Public Accounts Have a Hole of $ 47.4 billion in The 1st Year of Lula

It's equivalent to 2.12% of the GDP; This is the worst result since 2020

Brasília

In the first year of Luiz Inácio Lula da Silva's (PT) government, the central government accounts had a hole of R$ 230.5 billion ($ 47.4 billion) in 2023, equivalent to 2.12% of the GDP (Gross Domestic Product). This is the worst result since 2020, the year of the Covid-19 pandemic.

Brazil's President Luiz Inacio Lula da Silva talks with Brazil's Finance Minister Fernando Haddad during the meeting of the opening of the G20 sherpa and finance tracks joint session in Brasilia at the Itamaraty Palace in Brasilia, Brazil December 13, 2023. REUTERS/Adriano Machado - REUTERS

The outcome was influenced by the regularization of precatórios, judicial debts that had been postponed by Jair Bolsonaro's (PL) administration. At the end of last year, the Lula government obtained authorization from the Supreme Federal Court (STF) to settle a liability of R$ 92.4 billion ($ 19 billion). Even without precatório payments, the deficit would have been R$ 138.1 billion ($ 28 billion) — equivalent to 1.27% of the GDP and still the worst since 2020.
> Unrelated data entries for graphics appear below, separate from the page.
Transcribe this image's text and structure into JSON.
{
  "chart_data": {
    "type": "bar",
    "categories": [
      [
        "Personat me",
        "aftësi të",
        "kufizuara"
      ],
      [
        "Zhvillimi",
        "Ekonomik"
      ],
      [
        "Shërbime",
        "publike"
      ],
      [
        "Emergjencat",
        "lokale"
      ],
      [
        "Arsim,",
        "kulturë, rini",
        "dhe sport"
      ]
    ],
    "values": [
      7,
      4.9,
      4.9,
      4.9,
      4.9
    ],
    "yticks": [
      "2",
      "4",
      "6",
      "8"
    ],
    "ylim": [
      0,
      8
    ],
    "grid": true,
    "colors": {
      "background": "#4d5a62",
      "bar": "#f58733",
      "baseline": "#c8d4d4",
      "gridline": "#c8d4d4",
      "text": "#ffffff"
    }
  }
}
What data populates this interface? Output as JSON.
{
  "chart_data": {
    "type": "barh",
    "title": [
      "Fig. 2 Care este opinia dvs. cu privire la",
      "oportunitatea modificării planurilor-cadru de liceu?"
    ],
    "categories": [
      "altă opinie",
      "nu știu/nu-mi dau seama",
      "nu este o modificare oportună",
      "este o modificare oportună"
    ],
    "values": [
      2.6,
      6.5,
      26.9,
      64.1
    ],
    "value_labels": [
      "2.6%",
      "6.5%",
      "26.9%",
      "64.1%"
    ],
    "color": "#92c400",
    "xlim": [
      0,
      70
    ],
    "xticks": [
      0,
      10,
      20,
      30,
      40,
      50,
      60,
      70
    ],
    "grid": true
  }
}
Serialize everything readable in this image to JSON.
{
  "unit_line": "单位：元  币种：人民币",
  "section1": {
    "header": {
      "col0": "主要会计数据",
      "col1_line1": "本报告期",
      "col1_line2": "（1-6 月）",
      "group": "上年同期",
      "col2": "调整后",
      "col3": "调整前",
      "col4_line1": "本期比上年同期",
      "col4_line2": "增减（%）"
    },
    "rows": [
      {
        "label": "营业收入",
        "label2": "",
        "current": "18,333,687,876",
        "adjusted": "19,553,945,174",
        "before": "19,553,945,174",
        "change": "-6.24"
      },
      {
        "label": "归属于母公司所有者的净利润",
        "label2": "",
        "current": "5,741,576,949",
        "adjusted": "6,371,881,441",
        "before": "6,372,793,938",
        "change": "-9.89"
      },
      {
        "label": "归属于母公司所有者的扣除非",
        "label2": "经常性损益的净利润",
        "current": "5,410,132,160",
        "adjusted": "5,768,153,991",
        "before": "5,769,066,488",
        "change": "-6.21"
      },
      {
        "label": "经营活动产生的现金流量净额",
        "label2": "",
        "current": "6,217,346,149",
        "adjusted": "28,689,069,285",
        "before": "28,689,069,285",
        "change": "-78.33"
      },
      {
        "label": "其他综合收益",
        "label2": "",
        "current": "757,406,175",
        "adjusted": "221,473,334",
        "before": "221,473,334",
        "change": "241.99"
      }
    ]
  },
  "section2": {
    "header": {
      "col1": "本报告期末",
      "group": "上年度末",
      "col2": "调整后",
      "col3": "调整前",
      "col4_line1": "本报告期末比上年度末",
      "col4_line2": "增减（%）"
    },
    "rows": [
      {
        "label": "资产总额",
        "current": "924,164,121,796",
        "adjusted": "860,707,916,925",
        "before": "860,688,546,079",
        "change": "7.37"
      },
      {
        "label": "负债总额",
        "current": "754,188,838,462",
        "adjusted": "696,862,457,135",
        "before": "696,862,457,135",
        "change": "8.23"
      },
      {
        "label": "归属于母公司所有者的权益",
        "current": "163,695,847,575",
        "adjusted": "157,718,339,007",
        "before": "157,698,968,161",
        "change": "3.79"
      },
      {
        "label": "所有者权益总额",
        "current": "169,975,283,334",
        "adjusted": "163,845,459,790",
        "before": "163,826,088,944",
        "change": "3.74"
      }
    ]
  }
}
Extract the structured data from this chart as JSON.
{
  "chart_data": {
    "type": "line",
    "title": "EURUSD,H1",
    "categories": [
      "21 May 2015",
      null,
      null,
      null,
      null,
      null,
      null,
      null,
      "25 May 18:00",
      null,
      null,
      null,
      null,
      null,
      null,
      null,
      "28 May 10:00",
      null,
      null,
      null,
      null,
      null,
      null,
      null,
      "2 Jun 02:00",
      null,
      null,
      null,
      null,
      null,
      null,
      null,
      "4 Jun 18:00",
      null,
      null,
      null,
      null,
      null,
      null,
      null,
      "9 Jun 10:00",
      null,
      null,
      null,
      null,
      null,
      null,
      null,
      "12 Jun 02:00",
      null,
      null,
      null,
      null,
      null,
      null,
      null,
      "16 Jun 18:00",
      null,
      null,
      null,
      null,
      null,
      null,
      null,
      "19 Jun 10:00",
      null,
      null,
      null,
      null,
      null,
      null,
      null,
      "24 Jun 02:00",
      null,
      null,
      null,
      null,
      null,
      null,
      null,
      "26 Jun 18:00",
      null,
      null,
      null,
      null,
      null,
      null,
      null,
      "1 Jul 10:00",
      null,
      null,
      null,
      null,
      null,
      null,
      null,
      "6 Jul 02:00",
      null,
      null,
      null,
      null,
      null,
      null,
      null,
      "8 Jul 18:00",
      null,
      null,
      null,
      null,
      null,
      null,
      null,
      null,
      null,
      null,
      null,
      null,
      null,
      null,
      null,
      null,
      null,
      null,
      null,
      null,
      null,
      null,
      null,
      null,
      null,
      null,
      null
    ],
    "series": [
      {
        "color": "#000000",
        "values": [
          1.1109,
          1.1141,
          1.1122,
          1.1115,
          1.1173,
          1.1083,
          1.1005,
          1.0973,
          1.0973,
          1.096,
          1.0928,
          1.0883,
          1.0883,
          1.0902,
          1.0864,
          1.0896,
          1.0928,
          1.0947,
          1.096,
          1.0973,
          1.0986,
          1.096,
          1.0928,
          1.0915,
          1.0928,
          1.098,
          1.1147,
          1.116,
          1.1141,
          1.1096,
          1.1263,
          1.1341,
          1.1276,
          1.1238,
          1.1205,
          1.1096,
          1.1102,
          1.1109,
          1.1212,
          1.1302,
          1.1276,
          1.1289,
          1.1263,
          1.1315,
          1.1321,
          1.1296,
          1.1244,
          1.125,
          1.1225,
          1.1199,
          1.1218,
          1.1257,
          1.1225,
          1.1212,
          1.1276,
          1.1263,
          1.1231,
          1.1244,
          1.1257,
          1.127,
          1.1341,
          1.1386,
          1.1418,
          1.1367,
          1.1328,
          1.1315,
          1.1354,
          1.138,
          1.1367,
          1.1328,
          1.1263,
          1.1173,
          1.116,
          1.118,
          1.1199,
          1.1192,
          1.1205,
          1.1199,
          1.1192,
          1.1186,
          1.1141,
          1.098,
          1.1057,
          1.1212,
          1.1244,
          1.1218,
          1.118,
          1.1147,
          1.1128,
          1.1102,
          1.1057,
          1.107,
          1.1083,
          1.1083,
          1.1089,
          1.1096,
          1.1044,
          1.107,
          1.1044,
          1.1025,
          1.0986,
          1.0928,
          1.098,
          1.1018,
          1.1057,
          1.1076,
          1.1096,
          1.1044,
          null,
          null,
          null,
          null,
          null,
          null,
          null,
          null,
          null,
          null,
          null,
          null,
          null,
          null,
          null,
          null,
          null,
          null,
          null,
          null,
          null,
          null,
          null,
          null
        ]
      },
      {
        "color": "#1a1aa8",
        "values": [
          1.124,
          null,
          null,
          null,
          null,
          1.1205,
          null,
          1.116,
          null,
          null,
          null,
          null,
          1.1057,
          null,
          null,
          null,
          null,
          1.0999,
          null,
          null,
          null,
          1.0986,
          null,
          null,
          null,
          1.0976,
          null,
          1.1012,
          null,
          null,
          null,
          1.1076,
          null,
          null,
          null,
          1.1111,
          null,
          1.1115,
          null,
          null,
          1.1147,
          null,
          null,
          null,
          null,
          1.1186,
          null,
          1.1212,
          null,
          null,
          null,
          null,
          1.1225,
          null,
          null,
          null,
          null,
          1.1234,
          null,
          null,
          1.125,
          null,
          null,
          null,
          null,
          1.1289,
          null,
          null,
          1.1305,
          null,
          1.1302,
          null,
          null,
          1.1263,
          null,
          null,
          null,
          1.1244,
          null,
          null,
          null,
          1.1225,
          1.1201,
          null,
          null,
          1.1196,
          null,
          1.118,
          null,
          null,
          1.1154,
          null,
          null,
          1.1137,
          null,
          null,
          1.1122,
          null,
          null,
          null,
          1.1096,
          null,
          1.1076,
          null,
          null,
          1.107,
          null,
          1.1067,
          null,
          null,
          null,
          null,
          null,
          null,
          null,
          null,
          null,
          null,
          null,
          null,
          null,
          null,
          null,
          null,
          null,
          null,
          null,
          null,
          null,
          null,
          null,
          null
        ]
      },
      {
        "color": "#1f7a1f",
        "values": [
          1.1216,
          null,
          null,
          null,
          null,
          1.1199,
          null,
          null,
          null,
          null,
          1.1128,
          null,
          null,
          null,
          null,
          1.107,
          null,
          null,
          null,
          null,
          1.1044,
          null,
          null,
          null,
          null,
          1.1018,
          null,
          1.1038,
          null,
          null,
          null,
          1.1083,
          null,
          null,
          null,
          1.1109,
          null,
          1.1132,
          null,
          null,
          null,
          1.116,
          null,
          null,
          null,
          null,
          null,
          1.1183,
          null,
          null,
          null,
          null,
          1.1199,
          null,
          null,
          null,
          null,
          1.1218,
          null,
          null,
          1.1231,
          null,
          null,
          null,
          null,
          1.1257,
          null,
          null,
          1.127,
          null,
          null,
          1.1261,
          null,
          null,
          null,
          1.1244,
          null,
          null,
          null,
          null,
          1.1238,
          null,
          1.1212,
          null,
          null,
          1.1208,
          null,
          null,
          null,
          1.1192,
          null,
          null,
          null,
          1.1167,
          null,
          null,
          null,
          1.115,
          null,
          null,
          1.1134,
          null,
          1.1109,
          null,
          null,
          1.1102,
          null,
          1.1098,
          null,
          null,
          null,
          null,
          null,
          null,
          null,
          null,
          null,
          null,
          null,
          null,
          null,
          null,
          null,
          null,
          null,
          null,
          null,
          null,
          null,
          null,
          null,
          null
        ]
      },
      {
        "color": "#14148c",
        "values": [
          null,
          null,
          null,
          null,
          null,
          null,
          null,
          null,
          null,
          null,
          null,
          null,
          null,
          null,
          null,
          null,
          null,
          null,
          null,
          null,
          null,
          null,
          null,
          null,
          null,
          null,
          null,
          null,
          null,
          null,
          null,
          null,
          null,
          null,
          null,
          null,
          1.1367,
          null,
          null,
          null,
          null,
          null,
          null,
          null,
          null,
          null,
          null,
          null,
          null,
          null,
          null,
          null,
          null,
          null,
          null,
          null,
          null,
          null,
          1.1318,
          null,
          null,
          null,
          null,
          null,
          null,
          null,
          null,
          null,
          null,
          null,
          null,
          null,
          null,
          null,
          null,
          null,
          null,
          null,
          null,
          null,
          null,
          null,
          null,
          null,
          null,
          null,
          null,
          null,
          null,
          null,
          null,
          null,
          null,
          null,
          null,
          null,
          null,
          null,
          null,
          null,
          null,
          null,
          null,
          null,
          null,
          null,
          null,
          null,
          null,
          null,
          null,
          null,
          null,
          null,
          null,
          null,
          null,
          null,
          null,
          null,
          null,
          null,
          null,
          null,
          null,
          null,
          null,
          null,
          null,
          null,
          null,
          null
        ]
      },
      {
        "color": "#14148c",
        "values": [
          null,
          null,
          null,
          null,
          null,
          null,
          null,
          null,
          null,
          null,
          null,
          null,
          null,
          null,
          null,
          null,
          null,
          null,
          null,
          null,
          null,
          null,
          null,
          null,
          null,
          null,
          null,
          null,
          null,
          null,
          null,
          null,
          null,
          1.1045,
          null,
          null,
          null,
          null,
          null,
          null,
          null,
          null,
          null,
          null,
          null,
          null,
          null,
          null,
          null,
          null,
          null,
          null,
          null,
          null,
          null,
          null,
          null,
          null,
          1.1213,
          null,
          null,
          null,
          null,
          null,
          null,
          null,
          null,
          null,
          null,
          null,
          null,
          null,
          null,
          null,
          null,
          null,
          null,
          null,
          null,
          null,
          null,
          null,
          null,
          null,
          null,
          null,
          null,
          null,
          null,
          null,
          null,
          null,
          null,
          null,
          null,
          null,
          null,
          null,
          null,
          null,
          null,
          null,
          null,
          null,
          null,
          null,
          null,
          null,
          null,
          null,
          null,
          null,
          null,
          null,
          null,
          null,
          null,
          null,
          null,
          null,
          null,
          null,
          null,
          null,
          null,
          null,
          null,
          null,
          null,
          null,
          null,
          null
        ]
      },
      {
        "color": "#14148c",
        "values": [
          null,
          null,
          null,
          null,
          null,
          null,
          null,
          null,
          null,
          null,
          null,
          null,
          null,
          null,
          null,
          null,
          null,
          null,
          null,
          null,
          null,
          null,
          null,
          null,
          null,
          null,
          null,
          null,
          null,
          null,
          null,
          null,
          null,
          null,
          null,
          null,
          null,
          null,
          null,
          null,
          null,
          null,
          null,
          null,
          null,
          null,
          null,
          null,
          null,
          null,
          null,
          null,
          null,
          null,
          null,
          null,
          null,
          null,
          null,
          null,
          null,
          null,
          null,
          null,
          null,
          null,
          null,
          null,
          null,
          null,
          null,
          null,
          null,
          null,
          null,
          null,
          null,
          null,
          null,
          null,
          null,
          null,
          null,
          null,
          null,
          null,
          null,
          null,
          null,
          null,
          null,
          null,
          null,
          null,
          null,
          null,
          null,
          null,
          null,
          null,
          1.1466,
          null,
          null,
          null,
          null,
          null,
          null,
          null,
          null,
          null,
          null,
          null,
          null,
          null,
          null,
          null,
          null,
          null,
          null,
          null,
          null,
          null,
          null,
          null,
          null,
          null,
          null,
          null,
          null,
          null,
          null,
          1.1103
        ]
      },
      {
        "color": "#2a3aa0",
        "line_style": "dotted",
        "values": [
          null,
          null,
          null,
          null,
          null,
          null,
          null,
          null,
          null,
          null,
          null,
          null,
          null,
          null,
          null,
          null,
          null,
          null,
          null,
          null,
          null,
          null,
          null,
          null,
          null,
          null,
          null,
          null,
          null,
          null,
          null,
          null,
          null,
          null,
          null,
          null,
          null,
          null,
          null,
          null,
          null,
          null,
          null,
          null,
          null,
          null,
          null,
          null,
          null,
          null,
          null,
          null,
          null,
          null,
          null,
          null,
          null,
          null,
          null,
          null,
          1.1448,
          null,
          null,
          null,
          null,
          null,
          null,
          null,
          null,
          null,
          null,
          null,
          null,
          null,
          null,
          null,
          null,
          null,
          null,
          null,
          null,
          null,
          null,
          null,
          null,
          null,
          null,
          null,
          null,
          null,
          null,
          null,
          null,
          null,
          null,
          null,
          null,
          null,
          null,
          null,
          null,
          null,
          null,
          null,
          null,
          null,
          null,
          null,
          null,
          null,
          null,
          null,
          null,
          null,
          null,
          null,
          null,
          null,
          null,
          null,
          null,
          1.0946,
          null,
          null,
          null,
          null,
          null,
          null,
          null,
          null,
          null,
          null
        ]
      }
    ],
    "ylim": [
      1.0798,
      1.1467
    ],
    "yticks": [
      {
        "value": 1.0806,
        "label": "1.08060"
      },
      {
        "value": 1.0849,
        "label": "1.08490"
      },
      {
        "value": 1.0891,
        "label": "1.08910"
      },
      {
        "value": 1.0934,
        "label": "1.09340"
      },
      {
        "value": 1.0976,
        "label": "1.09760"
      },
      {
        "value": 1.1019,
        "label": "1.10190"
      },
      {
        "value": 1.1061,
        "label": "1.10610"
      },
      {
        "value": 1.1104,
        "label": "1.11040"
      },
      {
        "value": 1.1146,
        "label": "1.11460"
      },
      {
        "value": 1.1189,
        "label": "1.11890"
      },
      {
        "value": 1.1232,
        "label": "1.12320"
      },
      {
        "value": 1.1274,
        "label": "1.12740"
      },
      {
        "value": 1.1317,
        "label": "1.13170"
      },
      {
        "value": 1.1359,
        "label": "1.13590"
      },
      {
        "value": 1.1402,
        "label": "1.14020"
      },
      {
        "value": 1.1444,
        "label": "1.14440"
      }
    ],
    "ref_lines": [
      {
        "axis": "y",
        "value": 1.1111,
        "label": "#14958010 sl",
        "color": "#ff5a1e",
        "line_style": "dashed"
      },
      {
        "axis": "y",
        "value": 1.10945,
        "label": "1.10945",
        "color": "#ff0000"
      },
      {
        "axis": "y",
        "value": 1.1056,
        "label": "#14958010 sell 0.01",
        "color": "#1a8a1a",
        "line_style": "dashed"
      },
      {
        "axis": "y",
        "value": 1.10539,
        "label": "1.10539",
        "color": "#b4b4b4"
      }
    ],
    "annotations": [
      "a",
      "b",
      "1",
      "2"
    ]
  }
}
In this comparison, only Dilma Rousseff's (PT) second term had a worse result in the first year of the administration. In 2015, the hole was R$ 183.1 billion ($ 37 billion) due to the regularization of the so-called fiscal maneuvers. In 2019, the first year of Bolsonaro's administration, the deficit was R$ 122.6 billion ($ 24.7 billion) . The values were adjusted for inflation. The 2023 result was worse than the informal goal set by Minister Fernando Haddad (Finance), who promised to deliver a deficit of up to 1% of the GDP in the first year of the administration.

Even before Lula's inauguration, the government worked in the National Congress to approve a Constitutional Amendment Proposal (PEC) that authorized an increase of up to R$ 168 billion in spending in 2023 to restore budget actions that were constrained by cuts of up to 95%.